At Friday, August 26, 2022 10:57:00 AM, Blogger GP said...

In response to post from Monday, February 07, 2022 3:39:00 AM, If linked together the IR receiver of the first unit in the chain just acts to receive the signals for both units. Only if you have a remote that has buttons to control both units would it control both. A TV remote that doesn't have transport buttons wouldn't control a unit that requires them. Get a universal remote that hopefully you can set up to not have to keep selecting a different device to control. Some remotes let you do "punch through" so like the amp does volume and the TV does channels. It appears that equipment with SR+ can do more determining what equipment does what.

 
At Sunday, September 04, 2022 4:11:00 PM, Blogger GP said...

This comment has been removed by the author.

 
At Monday, September 05, 2022 2:09:00 AM, Blogger GP said...

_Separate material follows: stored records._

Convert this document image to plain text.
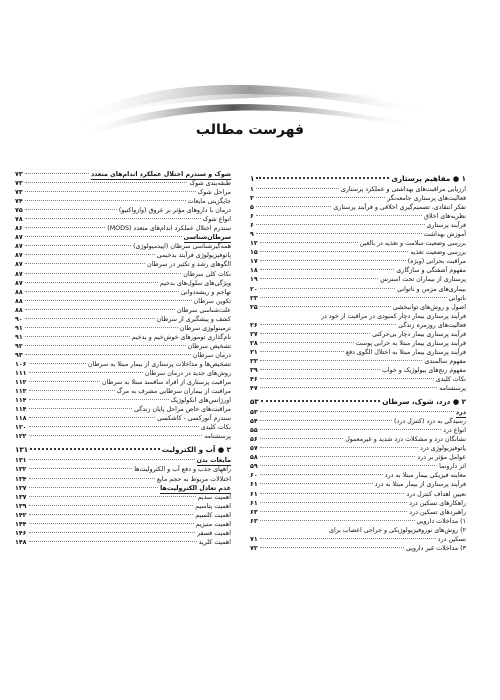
فهرست مطالب
۱ ● مفاهیم پرستاری
۱
ارزیابی مراقبت‌های بهداشتی و عملکرد پرستاری
۱
فعالیت‌های پرستاری جامعه‌نگر
۳
تفکر انتقادی، تصمیم‌گیری اخلاقی و فرآیند پرستاری
۵
نظریه‌های اخلاق
۶
فرآیند پرستاری
۶
آموزش بهداشت
۹
بررسی وضعیت سلامت و تغذیه در بالغین
۱۲
بررسی وضعیت تغذیه
۱۵
مراقبت بحرانی (ویژه)
۱۷
مفهوم آشفتگی و سازگاری
۱۸
پرستاری از بیماران تحت استرس
۱۹
بیماری‌های مزمن و ناتوانی
۲۰
ناتوانی
۲۳
اصول و روش‌های توانبخشی
۲۵
فرآیند پرستاری بیمار دچار کمبودی در مراقبت از خود در
فعالیت‌های روزمره زندگی
۲۶
فرآیند پرستاری بیمار دچار بی‌حرکتی
۲۷
فرآیند پرستاری بیمار مبتلا به خرابی پوست
۲۸
فرآیند پرستاری بیمار مبتلا به اختلال الگوی دفع
۳۱
مفهوم سالمندی
۳۳
مفهوم رنج‌های بیولوژیک و خواب
۳۹
نکات کلیدی
۴۶
پرسشنامه
۴۷
۲ ● درد، شوک، سرطان
۵۳
درد
۵۳
رسیدگی به درد (کنترل درد)
۵۴
انواع درد
۵۵
نشانگان درد و مشکلات درد شدید و غیرمعمول
۵۶
پاتوفیزیولوژی درد
۵۷
عوامل مؤثر بر درد
۵۸
اثر دارونما
۵۹
معاینه فیزیکی بیمار مبتلا به درد
۶۰
فرآیند پرستاری از بیمار مبتلا به درد
۶۱
تعیین اهداف کنترل درد
۶۱
راهکارهای تسکین درد
۶۱
راهبردهای تسکین درد
۶۳
۱) مداخلات دارویی
۶۳
۲) روش‌های نوروفیزیولوژیکی و جراحی اعصاب برای
تسکین درد
۷۱
۳) مداخلات غیر دارویی
۷۲
شوک و سندرم اختلال عملکرد اندام‌های متعدد
۷۳
طبقه‌بندی شوک
۷۳
مراحل شوک
۷۳
جایگزینی مایعات
۷۴
درمان با داروهای مؤثر بر عروق (وازواکتیو)
۷۵
انواع شوک
۷۸
سندرم اختلال عملکرد اندام‌های متعدد (MODS)
۸۶
سرطان‌شناسی
۸۷
همه‌گیرشناسی سرطان (اپیدمیولوژی)
۸۷
پاتوفیزیولوژی فرآیند بدخیمی
۸۷
الگوهای رشد و تکثیر در سرطان
۸۷
نکات کلی سرطان
۸۷
ویژگی‌های سلول‌های بدخیم
۸۷
تهاجم و ریشه‌دوانی
۸۸
تکوین سرطان
۸۸
علت‌شناسی سرطان
۸۸
کشف و پیشگیری از سرطان
۹۰
ترمینولوژی سرطان
۹۱
نام‌گذاری تومورهای خوش‌خیم و بدخیم
۹۱
تشخیص سرطان
۹۲
درمان سرطان
۹۳
تشخیص‌ها و مداخلات پرستاری از بیمار مبتلا به سرطان
۱۰۶
روش‌های جدید در درمان سرطان
۱۱۱
مراقبت پرستاری از افراد ساقمند مبتلا به سرطان
۱۱۲
مراقبت از بیماران سرطانی مشرف به مرگ
۱۱۳
اورژانس‌های انکولوژیک
۱۱۴
مراقبت‌های خاص مراحل پایان زندگی
۱۱۴
سندرم آنورکسی - کاشکسی
۱۱۸
نکات کلیدی
۱۲۰
پرسشنامه
۱۲۲
۳ ● آب و الکترولیت
۱۳۱
مایعات بدن
۱۳۱
راههای جذب و دفع آب و الکترولیت‌ها
۱۳۲
اختلالات مربوط به حجم مایع
۱۳۴
عدم تعادل الکترولیت‌ها
۱۳۷
اهمیت سدیم
۱۳۷
اهمیت پتاسیم
۱۳۹
اهمیت کلسیم
۱۴۲
اهمیت منیزیم
۱۴۴
اهمیت فسفر
۱۴۶
اهمیت کلرید
۱۴۸
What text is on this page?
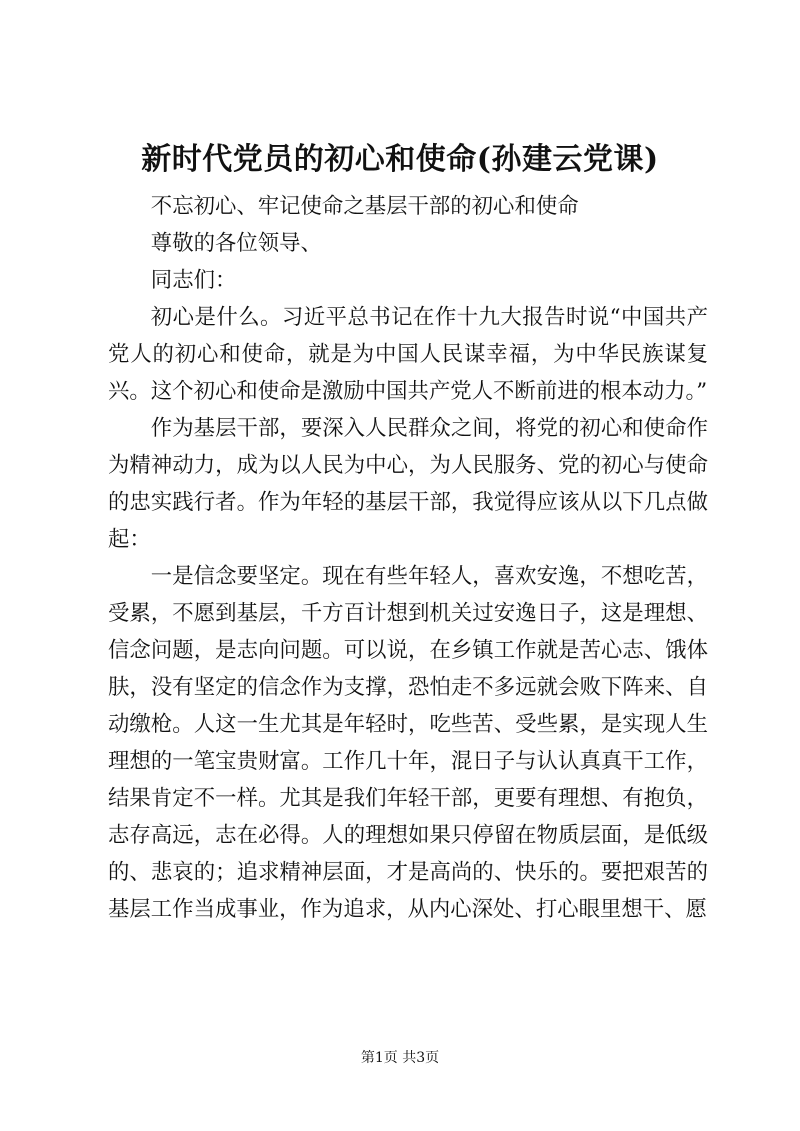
新时代党员的初心和使命(孙建云党课)

不忘初心、牢记使命之基层干部的初心和使命

尊敬的各位领导、

同志们：

初心是什么。习近平总书记在作十九大报告时说“中国共产党人的初心和使命，就是为中国人民谋幸福，为中华民族谋复兴。这个初心和使命是激励中国共产党人不断前进的根本动力。”

作为基层干部，要深入人民群众之间，将党的初心和使命作为精神动力，成为以人民为中心，为人民服务、党的初心与使命的忠实践行者。作为年轻的基层干部，我觉得应该从以下几点做起：

一是信念要坚定。现在有些年轻人，喜欢安逸，不想吃苦，受累，不愿到基层，千方百计想到机关过安逸日子，这是理想、信念问题，是志向问题。可以说，在乡镇工作就是苦心志、饿体肤，没有坚定的信念作为支撑，恐怕走不多远就会败下阵来、自动缴枪。人这一生尤其是年轻时，吃些苦、受些累，是实现人生理想的一笔宝贵财富。工作几十年，混日子与认认真真干工作，结果肯定不一样。尤其是我们年轻干部，更要有理想、有抱负，志存高远，志在必得。人的理想如果只停留在物质层面，是低级的、悲哀的；追求精神层面，才是高尚的、快乐的。要把艰苦的基层工作当成事业，作为追求，从内心深处、打心眼里想干、愿

第1页 共3页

I found in the CLD-V2600 manual that barcode jack can be used with a wired remote and I assume could tie in at the end of a SR chain but not looped out of. It worked wired to my CU-V113 remote and a mono-to-mono cable as the sleeve is grounded. I finally got my CLD-1080 working by supplying ground as the sleeve isn't grounded. I used a left/right mono jacks to stereo plug and a mono to mono from the remote on the left input and mono to mono mini to RCA on the right side to an RCA jack on the player to get a ground. The adapter is a left/right mono audio connectors to stereo plug. The mono jacks use the ring as sleeve and it works with tip sleeve cables. It would be interesting to see if a barcode reader could be used on players that don't say barcode on them. The 2600 manual says it uses a mono on the player to stereo on the reader cable.